Рассказ. Вступительная заметка Андрея Муждабы
Опубликовано в журнале Звезда, номер 9, 2016
«Сапоги» — не самая первая публикация Геннадия Самойловича Гора (1907—1981). В 1925 году он дебютировал в журнале «Юный пролетарий» с совсем небольшим рассказом «Калым» о советизации Прибайкалья — то есть о том, что он видел своими глазами в детстве. К этой теме — как к выгодному и актуальному материалу — Гору придется вернуться в 1930-х, и именно на этом пути он приобретет большую часть своей довоенной популярности и репутацию тонкого стилиста и специалиста по «прозе о малых народах СССР». Но пока он учится на Ямфаке (факультет языкознания и материальной культуры) университета, живет в студенческом общежитии, из быта которого черпает «материал», и пристально следит за литературной жизнью.

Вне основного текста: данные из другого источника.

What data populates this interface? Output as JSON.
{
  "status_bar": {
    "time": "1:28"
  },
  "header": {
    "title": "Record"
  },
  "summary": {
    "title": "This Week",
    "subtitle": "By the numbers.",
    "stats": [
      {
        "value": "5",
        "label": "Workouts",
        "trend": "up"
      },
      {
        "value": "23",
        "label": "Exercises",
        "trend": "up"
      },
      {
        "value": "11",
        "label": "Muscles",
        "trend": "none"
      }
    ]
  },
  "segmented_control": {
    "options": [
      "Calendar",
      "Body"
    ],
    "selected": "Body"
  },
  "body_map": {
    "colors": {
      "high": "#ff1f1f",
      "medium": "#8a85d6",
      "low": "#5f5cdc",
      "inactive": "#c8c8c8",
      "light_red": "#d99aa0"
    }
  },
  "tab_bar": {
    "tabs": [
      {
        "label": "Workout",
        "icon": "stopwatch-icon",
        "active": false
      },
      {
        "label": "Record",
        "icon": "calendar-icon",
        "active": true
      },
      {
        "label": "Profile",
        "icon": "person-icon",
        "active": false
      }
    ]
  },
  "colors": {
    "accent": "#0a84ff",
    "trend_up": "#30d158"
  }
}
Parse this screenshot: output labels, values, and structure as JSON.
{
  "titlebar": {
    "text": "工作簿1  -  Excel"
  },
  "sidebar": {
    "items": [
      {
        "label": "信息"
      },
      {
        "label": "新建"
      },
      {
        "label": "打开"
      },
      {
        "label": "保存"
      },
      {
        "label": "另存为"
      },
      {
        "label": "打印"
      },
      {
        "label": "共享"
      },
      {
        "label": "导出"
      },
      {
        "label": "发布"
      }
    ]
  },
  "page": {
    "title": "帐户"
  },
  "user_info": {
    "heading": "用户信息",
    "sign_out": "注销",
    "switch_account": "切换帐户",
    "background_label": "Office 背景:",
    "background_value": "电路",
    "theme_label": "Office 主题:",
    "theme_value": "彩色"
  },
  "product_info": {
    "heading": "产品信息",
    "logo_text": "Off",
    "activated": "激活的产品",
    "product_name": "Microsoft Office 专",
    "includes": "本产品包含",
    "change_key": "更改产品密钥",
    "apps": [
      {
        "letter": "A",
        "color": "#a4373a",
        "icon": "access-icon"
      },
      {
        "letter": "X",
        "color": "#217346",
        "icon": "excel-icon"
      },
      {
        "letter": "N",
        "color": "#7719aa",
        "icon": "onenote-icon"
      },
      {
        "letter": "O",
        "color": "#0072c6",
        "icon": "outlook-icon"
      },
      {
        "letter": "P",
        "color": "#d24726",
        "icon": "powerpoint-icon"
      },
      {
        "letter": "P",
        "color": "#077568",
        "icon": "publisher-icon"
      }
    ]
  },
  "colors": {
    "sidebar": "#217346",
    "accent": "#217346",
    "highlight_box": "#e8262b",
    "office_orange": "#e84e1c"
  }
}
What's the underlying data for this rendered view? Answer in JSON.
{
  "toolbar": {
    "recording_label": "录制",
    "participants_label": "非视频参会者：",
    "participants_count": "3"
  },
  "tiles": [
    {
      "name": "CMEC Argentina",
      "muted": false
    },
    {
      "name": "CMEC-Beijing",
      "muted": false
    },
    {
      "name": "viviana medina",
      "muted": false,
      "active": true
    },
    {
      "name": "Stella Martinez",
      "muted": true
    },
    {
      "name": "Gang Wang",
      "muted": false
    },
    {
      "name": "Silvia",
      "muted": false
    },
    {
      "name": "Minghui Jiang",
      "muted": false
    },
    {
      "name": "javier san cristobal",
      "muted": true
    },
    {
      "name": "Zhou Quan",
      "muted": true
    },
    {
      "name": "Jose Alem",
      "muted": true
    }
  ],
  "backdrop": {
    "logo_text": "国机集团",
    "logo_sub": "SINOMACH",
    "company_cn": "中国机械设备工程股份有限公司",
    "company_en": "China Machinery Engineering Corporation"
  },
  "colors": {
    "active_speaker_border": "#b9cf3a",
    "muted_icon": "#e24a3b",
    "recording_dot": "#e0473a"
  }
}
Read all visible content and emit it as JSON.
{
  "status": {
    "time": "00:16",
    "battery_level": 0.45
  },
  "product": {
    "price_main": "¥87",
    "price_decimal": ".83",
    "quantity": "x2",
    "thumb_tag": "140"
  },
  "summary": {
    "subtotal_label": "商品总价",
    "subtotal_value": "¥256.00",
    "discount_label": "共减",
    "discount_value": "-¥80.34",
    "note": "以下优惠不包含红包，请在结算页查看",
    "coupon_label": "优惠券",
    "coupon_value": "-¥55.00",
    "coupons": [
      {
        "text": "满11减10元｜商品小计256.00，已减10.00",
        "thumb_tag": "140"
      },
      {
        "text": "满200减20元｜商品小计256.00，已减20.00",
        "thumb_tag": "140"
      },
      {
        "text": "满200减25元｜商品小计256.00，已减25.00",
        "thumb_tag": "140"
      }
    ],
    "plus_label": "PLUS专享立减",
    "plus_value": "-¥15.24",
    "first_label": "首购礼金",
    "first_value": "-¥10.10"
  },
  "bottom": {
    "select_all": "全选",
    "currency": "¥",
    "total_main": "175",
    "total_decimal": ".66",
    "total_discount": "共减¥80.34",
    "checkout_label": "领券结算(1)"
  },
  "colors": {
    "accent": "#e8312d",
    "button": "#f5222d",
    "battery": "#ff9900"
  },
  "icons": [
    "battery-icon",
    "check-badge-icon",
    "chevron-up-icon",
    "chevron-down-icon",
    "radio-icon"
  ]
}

Молодого Гора, несмотря на характерную всеядность (в его заметках о литературе все как в рассказе «Сапоги» — от Джека Лондона через Горького к Чумандрину и Молчанову — все писатели, опыт каждого нужно иметь в виду), интересуют в первую очередь прозаики, ориентированные на формальный эксперимент — его ранние опыты и поздние воспоминания прямо указывают на увлечение Вагиновым, Л. Добычиным, обэриутами и авангардистами предыдущего десятилетия. В своих текстах Гор комбинирует различные принципы письма, представляющиеся ему интересными, без большого внимания к их сочетаемости: «Сапоги» стилистически стачаны под Добычина, рассказы которого Гор имел возможность прочитать в последние месяцы 1926 года, но узнаваемый синтаксис и своеобразное оформление диалогов, в первоисточнике почти не знающие фабульной динамики, натянуты на болванку новеллы с двойным пуантом — по заветам О. Генри, упомянутого в тексте «вверх ногами».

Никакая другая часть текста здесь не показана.